Sarun Tapee

Posted on Sep 24

Garbage Collector Implementation in C

#c #learning

In C, there is no garbage collector. This article will guide you on how to implement a garbage collector for C. You will learn how data is stored in memory and the challenge that C has. By the end, you will be able to make your own garbage collector. The complete code could be found on GitHub

Algorithm

Let's begin with the algorithm for detecting a memory leak. A memory leak occurs when the program keeps allocating heap memory and never frees it when it is no longer used. If your program will finally terminate, it is fine since the operating system will reclaim the memory for other processes to use. But if your program needs to run continuously, your computer will finally run out of memory and crash. So the purpose of the garbage collector is to somehow free the unused memory during runtime.

The first question is how to detect which memory area needs to be freed. The simplest idea is that we can target those memory areas that are not reachable by the program anymore. So there is no need to keep it.

This problem can be modeled as a graph.

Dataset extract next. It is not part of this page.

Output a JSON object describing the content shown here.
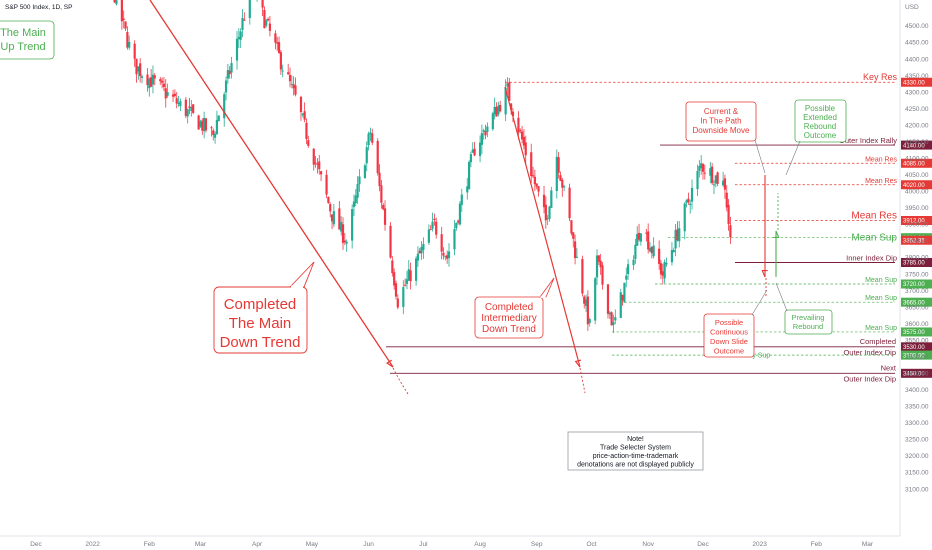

As you can see in the following picture.

The blue node represents the root of the graph, which is the memory that is located in the stack and the global scope. The green node is a memory in the heap that is reachable from the root. And the red node is a memory that is located in the heap and not reachable.

In conclusion, the algorithm to detect unreachable nodes is to traverse all the nodes in the graph starting from the root and mark the reachable nodes. Then we can identify which node is reachable and which is not.

Challenge

Since C is not a strongly typed language. The challenge is as follows.

There is no metadata at the runtime. So that we do not know the meaning of each byte stored in the memory.
We can cast a type in C to any type, so the pointer value could be stored in a variable of type int.
A programmer can store a pointer value in any form they want. e.g., a Singly Linked List that can traverse in both directions by storing the previous node's address together with the next node's address using the XOR operator.

We will not handle challenge no.3, But we need to solve the first two challenges since we need to traverse the graph. There are two possible solutions.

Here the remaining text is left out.